Do not return pointers/references to stack locals (C/C++). Return by value (NRVO/copy elision makes it cheap) or allocate on the heap and transfer ownership clearly.

Common Pitfalls or Edge Cases

  • Shallow copy surprises: passing a “value” that contains pointers still shares its sub-objects. Deep copy if isolation is required.

  • Rebinding vs mutation confusion: in call-by-sharing languages, param = newObj doesn’t affect the caller; param.field = ... does.

  • “Everything is by value” mantras: true at the level of bits passed, but many bits are references; treat them as aliases.

  • Slice/map descriptors (Go): passing a slice by value still shares its backing array; appends may or may not reallocate—document expectations.

  • Copy-on-write semantics (Swift/C++ libs): apparent aliasing until a write triggers a copy; can hide O(n) costs behind a single mutation.

Implementation Notes or Trade-offs

  • Choose by value for primitives and small POD/structs; it’s clearer and often as fast or faster.

  • Choose by reference/view for large data when reads dominate; add const/immutability guarantees.

  • For mutation APIs, return status or updated ownership explicitly; avoid hidden global effects.

  • For libraries: expose both (foo_in_place(dst, src), foo(src)->dst) so callers choose.

Summary

“Pass-by-value vs reference” is about who owns what and who can mutate what.
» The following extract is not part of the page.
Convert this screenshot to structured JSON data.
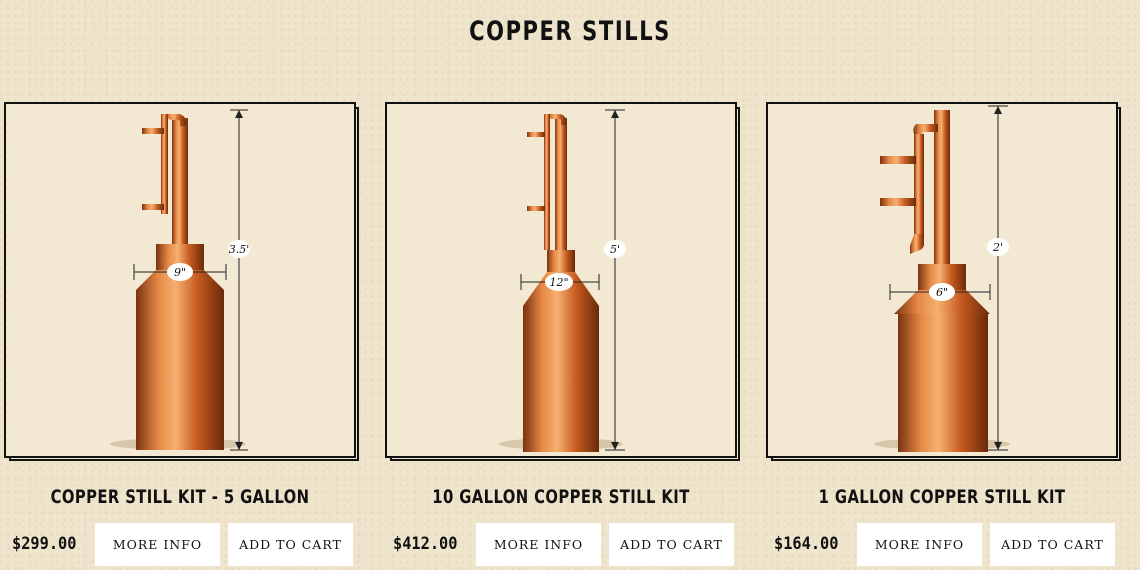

Value passing isolates the caller from callee mutations; reference passing shares storage and enables in-place updates. Many mainstream languages pass reference values by value, yielding call-by-sharing behavior: rebinding is local, mutation is shared. Design your APIs to make mutability explicit, use defensive copying or immutability to prevent surprises, and pick the passing mode that balances clarity, performance, and safety for your data size and lifetime.